Le général Malet sera emprisonné à Paris, d'abord à la Grande Force, puis à Sainte-Pélagie, et, en janvier 1810, transféré dans la maison de santé du docteur Dubuisson, dont le fonctionnement confirme ce qui avait été dit sur les prisons d'Ancien Régime, à savoir l'inégalité de traitement des condamnés, selon la fortune :
"En vérité, cette maison était un « Eden pour prisonniers politiques », où la fidélité royaliste ou républicaine « se traduisait en poulardes truffées, en pâtés de foie gras et en paniers de Château Margaux ». En revanche, la pension était extrêmement chère : 150 francs par mois, sans compter le vin et le bois." (Marc Allégret, "Malet..." article biographique de la Revue du Souvenir Napoléonien, n° 2004).
Le 22 octobre 1812, le général Malet s'évade de la maison de santé en compagnie de Jean-Baptiste Hyacinthe Lafon, dit l'abbé Lafon (vers 1765-1836), qui n'avait reçu que les ordres mineurs, un royaliste qui avait été incarcéré en raison de ses activités politiques, pour lesquelles il avait diffusé la bulle d'excommunication de Napoléon du pape Pie VII et participé à des manifestations contre l'occupation des territoires pontificaux, en 1809 (Jean Tulard, "Lafon", Dictionnaire Napoléon, Paris 1987).

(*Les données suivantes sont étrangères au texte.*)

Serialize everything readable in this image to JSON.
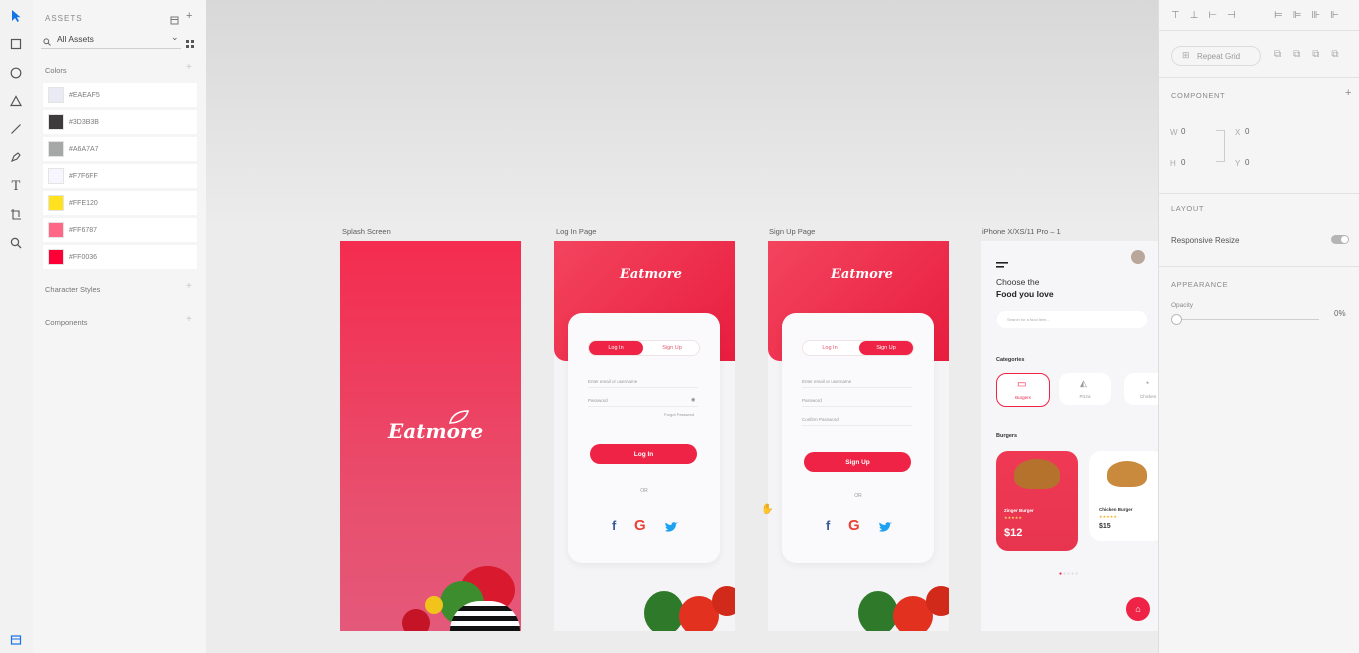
{
  "tools": [
    "select-tool",
    "rectangle-tool",
    "ellipse-tool",
    "triangle-tool",
    "line-tool",
    "pen-tool",
    "text-tool",
    "artboard-tool",
    "zoom-tool"
  ],
  "assets": {
    "title": "ASSETS",
    "filter": "All Assets",
    "colors_label": "Colors",
    "colors": [
      {
        "label": "#EAEAF5",
        "hex": "#EAEAF5"
      },
      {
        "label": "#3D3B3B",
        "hex": "#3D3B3B"
      },
      {
        "label": "#A6A7A7",
        "hex": "#A6A7A7"
      },
      {
        "label": "#F7F6FF",
        "hex": "#F7F6FF"
      },
      {
        "label": "#FFE120",
        "hex": "#FFE120"
      },
      {
        "label": "#FF6787",
        "hex": "#FF6787"
      },
      {
        "label": "#FF0036",
        "hex": "#FF0036"
      }
    ],
    "character_styles_label": "Character Styles",
    "components_label": "Components"
  },
  "artboards": {
    "splash": {
      "label": "Splash Screen",
      "logo": "Eatmore"
    },
    "login": {
      "label": "Log In Page",
      "logo": "Eatmore",
      "tab_login": "Log In",
      "tab_signup": "Sign Up",
      "field_user": "Enter email or username",
      "field_password": "Password",
      "forgot": "Forgot Password",
      "button": "Log In",
      "or": "OR"
    },
    "signup": {
      "label": "Sign Up Page",
      "logo": "Eatmore",
      "tab_login": "Log In",
      "tab_signup": "Sign Up",
      "field_user": "Enter email or username",
      "field_password": "Password",
      "field_confirm": "Confirm Password",
      "button": "Sign Up",
      "or": "OR"
    },
    "home": {
      "label": "iPhone X/XS/11 Pro – 1",
      "title_line1": "Choose the",
      "title_line2": "Food you love",
      "search_placeholder": "Search for a food item...",
      "categories_label": "Categories",
      "categories": [
        "Burgers",
        "Pizza",
        "Chicken"
      ],
      "section_label": "Burgers",
      "items": [
        {
          "name": "Zinger Burger",
          "price": "$12"
        },
        {
          "name": "Chicken Burger",
          "price": "$15"
        }
      ]
    }
  },
  "properties": {
    "repeat_grid": "Repeat Grid",
    "component_label": "COMPONENT",
    "w_label": "W",
    "w_value": "0",
    "h_label": "H",
    "h_value": "0",
    "x_label": "X",
    "x_value": "0",
    "y_label": "Y",
    "y_value": "0",
    "layout_label": "LAYOUT",
    "responsive_resize": "Responsive Resize",
    "appearance_label": "APPEARANCE",
    "opacity_label": "Opacity",
    "opacity_value": "0%"
  },
  "colors": {
    "brand_red": "#EF2345",
    "accent_blue": "#1473E6"
  }
}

Avec la complicité de Lafon, et de plusieurs autres, Malet va alors réaliser un deuxième complot contre Napoléon, de couleur plutôt royaliste, au vu des différents protagonistes mêlés à l'affaire : Pour cette raison, le détail de ce complot ne nous intéressera pas ici. Malet répandra la fausse nouvelle de la mort de Napoléon en Russie, au moyen d'un faux procès-verbal, mais sera découvert en quelques heures, condamné et fusillé, cette fois, avec plusieurs de ses complices. L'abbé Lafon qui s'est enfui quand il vit que l'affaire tournait au vinaigre, et surtout Desmarets, l'ancien chef de la police secrète, ont plus tard témoigné de ce projet (L'abbé Lafon, Histoire de la conjuration du général Malet, avec des détail officiels sur cette affaire", Paris, 1814 ; Albert Duruy, "La Conspiration du Général Malet — D'après les documents inédits", article de la Revue des Deux Mondes, 3e période, tome 31, 1879, p. 632-661)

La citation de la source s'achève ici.